Overall, our 10 year old daughter, diagnosed with type 1 diabetes four years ago, is quite responsible in the daily management of her diabetes. Our family's philosophy on eating is to eat healthy foods and that sweets are okay in moderate amounts. Of course, the only difference for our daughter is that we expect her to be responsible and bolus which isn't an issue with other foods, but when it comes to sweets she is prone to sneak them. We're truly puzzled since we haven't made sweets a forbidden thing. Any thoughts on what might be happening here? How can we better support her to be responsible with sweets in the same way she is with other foods?
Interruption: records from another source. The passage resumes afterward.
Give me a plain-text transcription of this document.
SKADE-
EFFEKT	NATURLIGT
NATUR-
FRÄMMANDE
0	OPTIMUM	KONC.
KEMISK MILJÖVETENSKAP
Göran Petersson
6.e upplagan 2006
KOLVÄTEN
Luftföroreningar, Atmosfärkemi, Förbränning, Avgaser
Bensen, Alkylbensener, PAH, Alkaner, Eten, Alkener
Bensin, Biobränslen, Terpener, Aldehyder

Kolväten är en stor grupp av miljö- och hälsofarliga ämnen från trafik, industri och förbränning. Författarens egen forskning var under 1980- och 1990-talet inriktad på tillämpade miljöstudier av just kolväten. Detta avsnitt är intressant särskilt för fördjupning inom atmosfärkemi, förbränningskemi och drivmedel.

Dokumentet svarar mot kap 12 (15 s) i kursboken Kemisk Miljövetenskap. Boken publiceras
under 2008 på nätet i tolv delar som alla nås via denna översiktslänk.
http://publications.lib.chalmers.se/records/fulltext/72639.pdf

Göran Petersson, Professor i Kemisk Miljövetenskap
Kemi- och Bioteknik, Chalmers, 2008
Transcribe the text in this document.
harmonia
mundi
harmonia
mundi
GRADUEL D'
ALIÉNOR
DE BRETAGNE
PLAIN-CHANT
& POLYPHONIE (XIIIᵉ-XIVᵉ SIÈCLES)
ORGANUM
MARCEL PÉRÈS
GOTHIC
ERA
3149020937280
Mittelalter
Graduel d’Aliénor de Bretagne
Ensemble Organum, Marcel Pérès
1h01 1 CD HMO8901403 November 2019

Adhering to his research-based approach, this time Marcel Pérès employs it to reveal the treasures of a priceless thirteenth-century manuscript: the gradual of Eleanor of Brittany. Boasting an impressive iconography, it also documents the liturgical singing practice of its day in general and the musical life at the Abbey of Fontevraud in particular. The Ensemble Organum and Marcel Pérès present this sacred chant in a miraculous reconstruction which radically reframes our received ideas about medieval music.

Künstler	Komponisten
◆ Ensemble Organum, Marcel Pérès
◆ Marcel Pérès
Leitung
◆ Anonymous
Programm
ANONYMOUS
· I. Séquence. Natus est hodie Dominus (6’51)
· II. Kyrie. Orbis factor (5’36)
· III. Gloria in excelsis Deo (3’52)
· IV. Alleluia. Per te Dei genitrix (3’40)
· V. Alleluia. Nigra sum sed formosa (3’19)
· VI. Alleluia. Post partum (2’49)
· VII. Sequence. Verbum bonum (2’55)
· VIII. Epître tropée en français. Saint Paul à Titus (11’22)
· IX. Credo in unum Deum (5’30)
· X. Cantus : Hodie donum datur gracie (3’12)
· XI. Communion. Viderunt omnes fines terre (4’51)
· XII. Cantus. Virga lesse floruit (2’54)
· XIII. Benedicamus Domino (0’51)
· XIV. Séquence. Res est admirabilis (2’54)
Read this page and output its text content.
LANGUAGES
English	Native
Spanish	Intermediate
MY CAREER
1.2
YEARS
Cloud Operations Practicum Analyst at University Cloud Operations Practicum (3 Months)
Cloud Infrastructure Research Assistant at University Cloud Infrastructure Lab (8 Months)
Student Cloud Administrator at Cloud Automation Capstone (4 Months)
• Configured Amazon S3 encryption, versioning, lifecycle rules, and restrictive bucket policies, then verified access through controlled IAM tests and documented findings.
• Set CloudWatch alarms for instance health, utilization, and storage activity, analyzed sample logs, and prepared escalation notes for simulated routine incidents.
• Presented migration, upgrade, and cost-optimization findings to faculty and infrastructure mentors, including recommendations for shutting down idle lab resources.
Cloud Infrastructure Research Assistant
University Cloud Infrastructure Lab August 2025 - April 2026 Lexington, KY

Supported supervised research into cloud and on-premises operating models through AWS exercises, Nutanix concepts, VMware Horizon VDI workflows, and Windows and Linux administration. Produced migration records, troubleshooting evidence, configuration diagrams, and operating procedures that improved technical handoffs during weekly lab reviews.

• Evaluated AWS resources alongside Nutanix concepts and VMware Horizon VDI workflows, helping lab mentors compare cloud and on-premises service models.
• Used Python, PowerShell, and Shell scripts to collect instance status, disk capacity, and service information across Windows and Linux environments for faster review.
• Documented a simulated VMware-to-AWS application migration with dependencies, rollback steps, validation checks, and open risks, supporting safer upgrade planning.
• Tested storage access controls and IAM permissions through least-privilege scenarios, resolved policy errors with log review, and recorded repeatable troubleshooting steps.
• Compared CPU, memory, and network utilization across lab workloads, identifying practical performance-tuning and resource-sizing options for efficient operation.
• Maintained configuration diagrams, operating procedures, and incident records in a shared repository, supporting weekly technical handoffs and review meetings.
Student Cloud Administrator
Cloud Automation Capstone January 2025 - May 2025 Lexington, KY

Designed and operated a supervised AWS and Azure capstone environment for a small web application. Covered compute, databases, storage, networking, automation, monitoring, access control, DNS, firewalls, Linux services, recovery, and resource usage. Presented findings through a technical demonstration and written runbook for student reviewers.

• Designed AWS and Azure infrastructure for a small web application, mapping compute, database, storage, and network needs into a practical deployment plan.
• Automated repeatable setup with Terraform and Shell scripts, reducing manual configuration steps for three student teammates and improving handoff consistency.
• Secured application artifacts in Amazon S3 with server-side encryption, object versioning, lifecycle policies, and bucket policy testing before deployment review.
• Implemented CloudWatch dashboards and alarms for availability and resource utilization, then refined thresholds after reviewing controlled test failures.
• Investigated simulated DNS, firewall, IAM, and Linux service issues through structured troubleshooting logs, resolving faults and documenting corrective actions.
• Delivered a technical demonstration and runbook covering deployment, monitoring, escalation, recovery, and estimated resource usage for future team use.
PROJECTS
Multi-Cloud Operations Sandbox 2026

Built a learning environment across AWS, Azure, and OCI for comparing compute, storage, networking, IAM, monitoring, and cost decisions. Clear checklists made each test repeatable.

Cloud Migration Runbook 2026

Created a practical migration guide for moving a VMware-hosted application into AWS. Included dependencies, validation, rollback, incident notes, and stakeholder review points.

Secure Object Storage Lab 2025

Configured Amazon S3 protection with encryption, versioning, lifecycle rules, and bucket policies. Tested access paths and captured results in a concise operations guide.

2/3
I applaud your efforts at remaining supportive with respect to your daughter's meal planning and allowing occasional sweets to be worked into her eating. Meal planning has become a bit more liberalized without compromising optimal blood sugar control. Two scenarios come to mind when reviewing your question:

  1. Young women at this age might be worried (or needlessly guilt-ridden) about bolusing to cover these occasional sweets and the weight gain that might accompany this bolusing if it happens on a regular basis. Unfortunately, one of the "down" sides of insulin pump therapy is the possibility weight gain caused by obtaining better blood sugar control and the flexibility that pump therapy can allow. This possible weight gain can be minimized with another component of diabetes self management -- exercise and a schedule of consistent physical activity.
  2. Another possibility here is even though your family has adopted a healthy meal planning lifestyle with occasional sweets, maybe she is running into others who haven't been educated on the more liberalized nutrition recommendations for diabetes. These individuals might be creating some unnecessary guilt or shame for your daughter when she does have a sweet and she will not bolus accordingly. I would suggest that you and/or your daughter address this issue with your diabetes health care team and/or dietitian so that blood sugars don't suffer unnecessarily.